If a security vulnerability happens on the public Fogzbugs instance, we'd be bitten by it badly in this sort of situation. In our setup, we protect against that by exposing the JIRA webserver and git servers only inside of our private network.
It's not about perfect security, but it does greatly reduce the attack surface when the server isn't even accessible via the internet. I can't prevent anyone who wants to from signing up for the free trial of Fogzbugs and exploiting their publicly running system - even logged-in-only exploits are possible in such a case.
Not to mention the issues with downtime on these cloud providers. My provider has had 1 sizeable, noticeable outage in the last 5 years. It spanned about 20 minutes. Look at a big, popular cloud service like GitHub - they've had several in the past year alone, spanning hours at times.

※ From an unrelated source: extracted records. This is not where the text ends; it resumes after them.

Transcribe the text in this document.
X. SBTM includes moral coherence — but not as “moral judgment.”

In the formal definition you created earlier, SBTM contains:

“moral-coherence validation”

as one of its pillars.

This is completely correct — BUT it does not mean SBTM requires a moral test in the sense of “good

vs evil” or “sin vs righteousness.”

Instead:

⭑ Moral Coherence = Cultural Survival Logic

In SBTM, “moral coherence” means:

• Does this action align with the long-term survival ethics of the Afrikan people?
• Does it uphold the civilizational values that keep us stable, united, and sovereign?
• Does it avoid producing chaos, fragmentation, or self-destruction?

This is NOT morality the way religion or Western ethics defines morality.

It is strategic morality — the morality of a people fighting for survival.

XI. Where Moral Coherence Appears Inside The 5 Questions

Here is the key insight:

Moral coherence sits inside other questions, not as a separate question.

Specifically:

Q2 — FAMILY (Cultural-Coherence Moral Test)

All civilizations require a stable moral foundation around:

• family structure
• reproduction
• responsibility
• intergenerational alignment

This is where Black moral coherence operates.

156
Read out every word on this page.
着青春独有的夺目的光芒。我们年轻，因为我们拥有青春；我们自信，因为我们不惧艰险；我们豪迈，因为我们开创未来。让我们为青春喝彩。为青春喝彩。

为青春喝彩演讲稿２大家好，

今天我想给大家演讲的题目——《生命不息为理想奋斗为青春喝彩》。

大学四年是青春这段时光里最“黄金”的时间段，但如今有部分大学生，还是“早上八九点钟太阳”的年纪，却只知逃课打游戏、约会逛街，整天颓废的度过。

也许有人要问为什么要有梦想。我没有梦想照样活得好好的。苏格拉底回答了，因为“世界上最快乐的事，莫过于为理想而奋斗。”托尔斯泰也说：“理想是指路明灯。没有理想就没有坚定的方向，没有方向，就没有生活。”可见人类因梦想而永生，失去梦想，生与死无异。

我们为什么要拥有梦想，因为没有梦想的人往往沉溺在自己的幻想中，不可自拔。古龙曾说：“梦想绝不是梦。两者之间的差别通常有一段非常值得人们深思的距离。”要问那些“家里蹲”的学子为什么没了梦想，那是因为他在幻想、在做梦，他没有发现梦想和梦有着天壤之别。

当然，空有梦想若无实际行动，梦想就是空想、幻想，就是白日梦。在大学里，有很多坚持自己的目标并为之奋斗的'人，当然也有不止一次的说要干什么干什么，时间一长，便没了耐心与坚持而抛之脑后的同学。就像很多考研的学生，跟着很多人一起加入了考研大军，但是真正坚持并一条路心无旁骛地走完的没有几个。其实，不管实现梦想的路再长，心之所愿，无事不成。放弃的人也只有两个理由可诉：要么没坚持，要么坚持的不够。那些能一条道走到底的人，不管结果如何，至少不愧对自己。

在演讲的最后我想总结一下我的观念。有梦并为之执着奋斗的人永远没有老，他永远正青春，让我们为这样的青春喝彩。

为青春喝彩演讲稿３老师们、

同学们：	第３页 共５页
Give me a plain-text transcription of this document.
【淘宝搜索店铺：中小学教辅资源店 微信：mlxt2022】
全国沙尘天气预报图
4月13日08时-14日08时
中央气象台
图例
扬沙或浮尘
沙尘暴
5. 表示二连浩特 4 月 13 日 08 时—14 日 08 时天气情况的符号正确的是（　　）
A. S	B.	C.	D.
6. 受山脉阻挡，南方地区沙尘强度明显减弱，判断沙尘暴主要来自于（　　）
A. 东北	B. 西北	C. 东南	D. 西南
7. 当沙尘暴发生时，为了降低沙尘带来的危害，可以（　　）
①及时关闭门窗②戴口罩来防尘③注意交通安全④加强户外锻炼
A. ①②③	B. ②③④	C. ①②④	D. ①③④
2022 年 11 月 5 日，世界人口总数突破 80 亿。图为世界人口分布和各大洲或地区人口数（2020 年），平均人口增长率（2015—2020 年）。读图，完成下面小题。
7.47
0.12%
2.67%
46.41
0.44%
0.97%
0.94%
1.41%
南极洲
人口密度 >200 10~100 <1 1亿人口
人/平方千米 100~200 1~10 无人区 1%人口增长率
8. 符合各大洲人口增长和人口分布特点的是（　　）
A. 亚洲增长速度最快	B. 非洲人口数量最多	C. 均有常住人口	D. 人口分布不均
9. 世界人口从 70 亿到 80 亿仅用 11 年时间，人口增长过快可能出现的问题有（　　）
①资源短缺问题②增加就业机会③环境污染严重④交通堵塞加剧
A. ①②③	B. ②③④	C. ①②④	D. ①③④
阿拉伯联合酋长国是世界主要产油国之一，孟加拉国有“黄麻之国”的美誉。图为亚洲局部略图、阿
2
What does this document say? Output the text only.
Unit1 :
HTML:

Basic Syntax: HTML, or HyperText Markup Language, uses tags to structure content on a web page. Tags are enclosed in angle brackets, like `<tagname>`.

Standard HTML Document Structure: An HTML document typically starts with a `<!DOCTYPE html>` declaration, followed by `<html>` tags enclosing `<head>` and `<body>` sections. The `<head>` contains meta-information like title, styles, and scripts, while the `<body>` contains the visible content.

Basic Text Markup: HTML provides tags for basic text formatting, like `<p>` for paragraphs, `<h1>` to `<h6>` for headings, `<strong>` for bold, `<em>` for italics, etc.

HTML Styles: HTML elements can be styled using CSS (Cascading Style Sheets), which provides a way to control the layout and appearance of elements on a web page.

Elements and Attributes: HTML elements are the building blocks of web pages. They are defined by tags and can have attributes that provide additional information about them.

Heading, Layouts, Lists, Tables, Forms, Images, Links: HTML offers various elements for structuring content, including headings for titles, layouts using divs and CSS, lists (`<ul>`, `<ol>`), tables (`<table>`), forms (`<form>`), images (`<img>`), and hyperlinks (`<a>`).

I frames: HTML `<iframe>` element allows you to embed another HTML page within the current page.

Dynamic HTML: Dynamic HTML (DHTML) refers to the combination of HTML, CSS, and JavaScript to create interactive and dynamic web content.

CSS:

I find these sorts of compromises where I'm offering my code and server configurations to a 3rd party company (where basically any admin there is free to read it, or anyone who can compromise their admins) to be rather poor. I'd rather keep the blame within my own company and be in control of our data fully rather than having to worry about whether Fogzbugs operations follows proper security precautions, I only have to worry about whether we do.
Call it paranoid if you want, but I think it's a more than reasonable precaution to not just throw your data around to anyone who asks for it. Especially data which could lead to compromise of servers and customer information. I value my customer's information much more than I value any gains from some easy to use cloud service.